En mi opinión, lo que ocurre es que España es un país que adolece del necesario «vigor democrático» propio de las democracias occidentales.

Lo que este trabajo viene denunciando con frecuencia se escuda en un tecnicismo; «quiebra técnica», y parece que, una vez calificada la situación como tal, nadie es responsable de nada.

Se atribuye al riesgo como factor único y debe asumirse lo irreversible de la situación, por supuesto, con todas sus consecuencias.

La médula de todo este entramado compuesto por legislación «laxa» y delincuentes de «alto standing» que determinan llevar a cabo la «acumulación» en su propio beneficio reside en el corazón del capitalismo actual.

Por razones estéticas y para la mejor legitimación del sistema, intentan que esa explotación se haga limpiamente y de un modo «desapercibido», pero si existen dificultades para imponerlo en estas condiciones, el sistema tolera que la extracción del «excedente» se realice incluso al margen de las leyes. Es una situación, un método, que he intentado exponer a lo largo de este trabajo. Un método que es habitual en el capital. Un capital que –incluso imponiendo de forma severa y dura sus condiciones– siempre que le es posible, huye de la actividad económica productiva.

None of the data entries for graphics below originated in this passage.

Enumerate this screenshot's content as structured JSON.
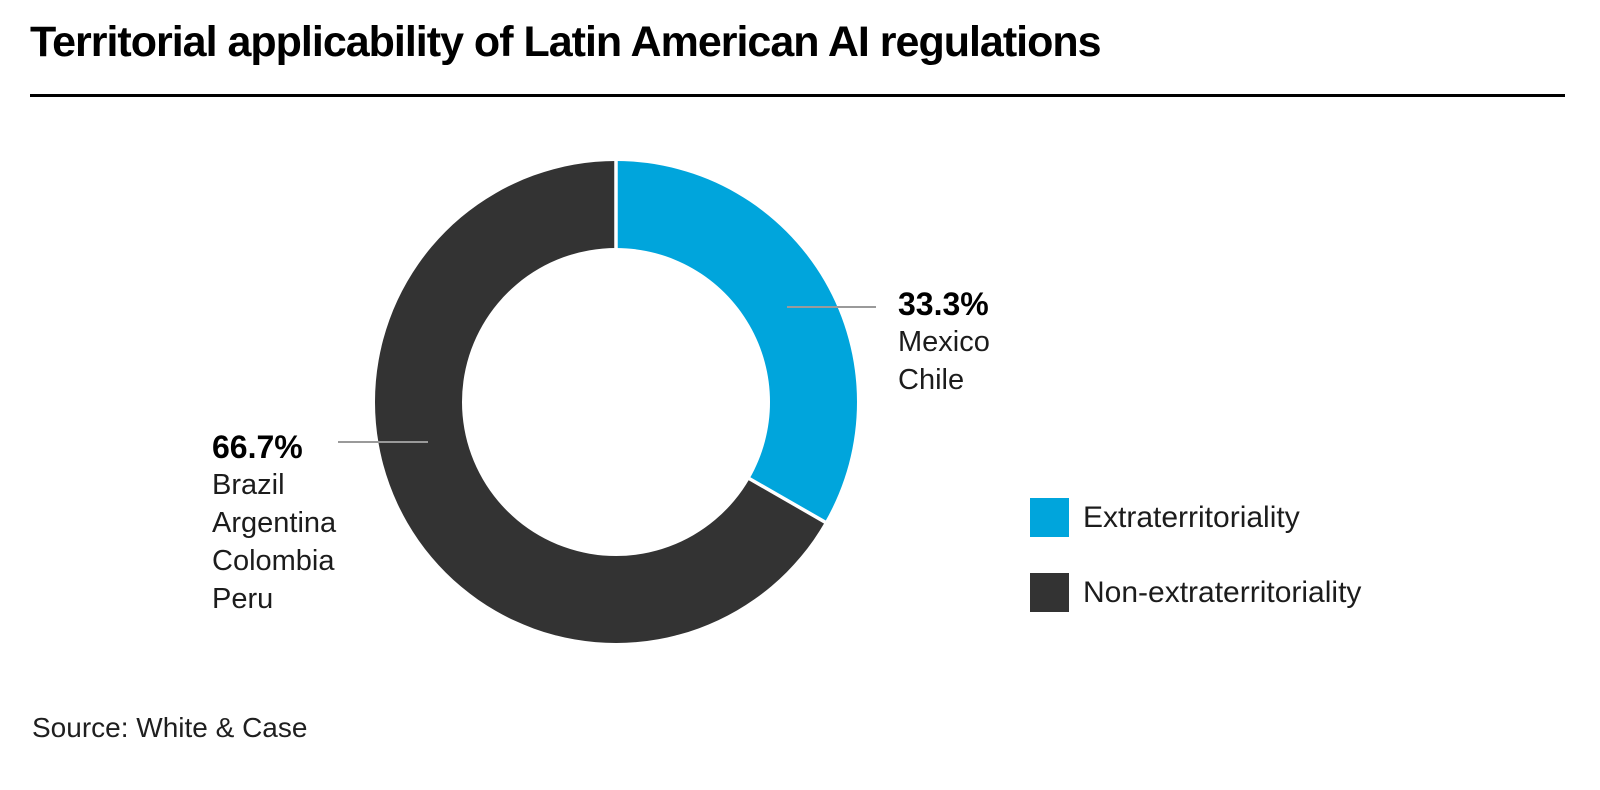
{
  "header": {
    "title": "Territorial applicability of Latin American AI regulations"
  },
  "chart_data": {
    "type": "pie",
    "subtype": "donut",
    "title": "Territorial applicability of Latin American AI regulations",
    "units": "percent",
    "slices": [
      {
        "label": "Extraterritoriality",
        "value": 33.3,
        "display_pct": "33.3%",
        "countries": [
          "Mexico",
          "Chile"
        ],
        "color": "#00A5DC"
      },
      {
        "label": "Non-extraterritoriality",
        "value": 66.7,
        "display_pct": "66.7%",
        "countries": [
          "Brazil",
          "Argentina",
          "Colombia",
          "Peru"
        ],
        "color": "#333333"
      }
    ],
    "start_angle_deg_from_top": 0,
    "direction": "clockwise",
    "legend_position": "right",
    "donut_hole_ratio": 0.64
  },
  "source": {
    "text": "Source: White & Case"
  },
  "colors": {
    "background": "#ffffff",
    "title_rule": "#000000",
    "connector_line": "#9a9a9a",
    "segment_gap": "#ffffff"
  }
}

A pesar de que el «sistema» –que tiene nombre y apellidos– lo encumbra y aplaude, lo cierto es que una gran parte del capital se aplica en comprar y vender activos financieros, sin aportar –salvo el Impuesto sobre Sociedades–, beneficio relevante alguno a la sociedad.

Quizá sea este «modus operandi» –tan extendido–, lo que desde Lakua se empeñan en denominar «auzolan». No está mal.

Mi admirado artista oriotarra tenía razón; Viva el hormigón.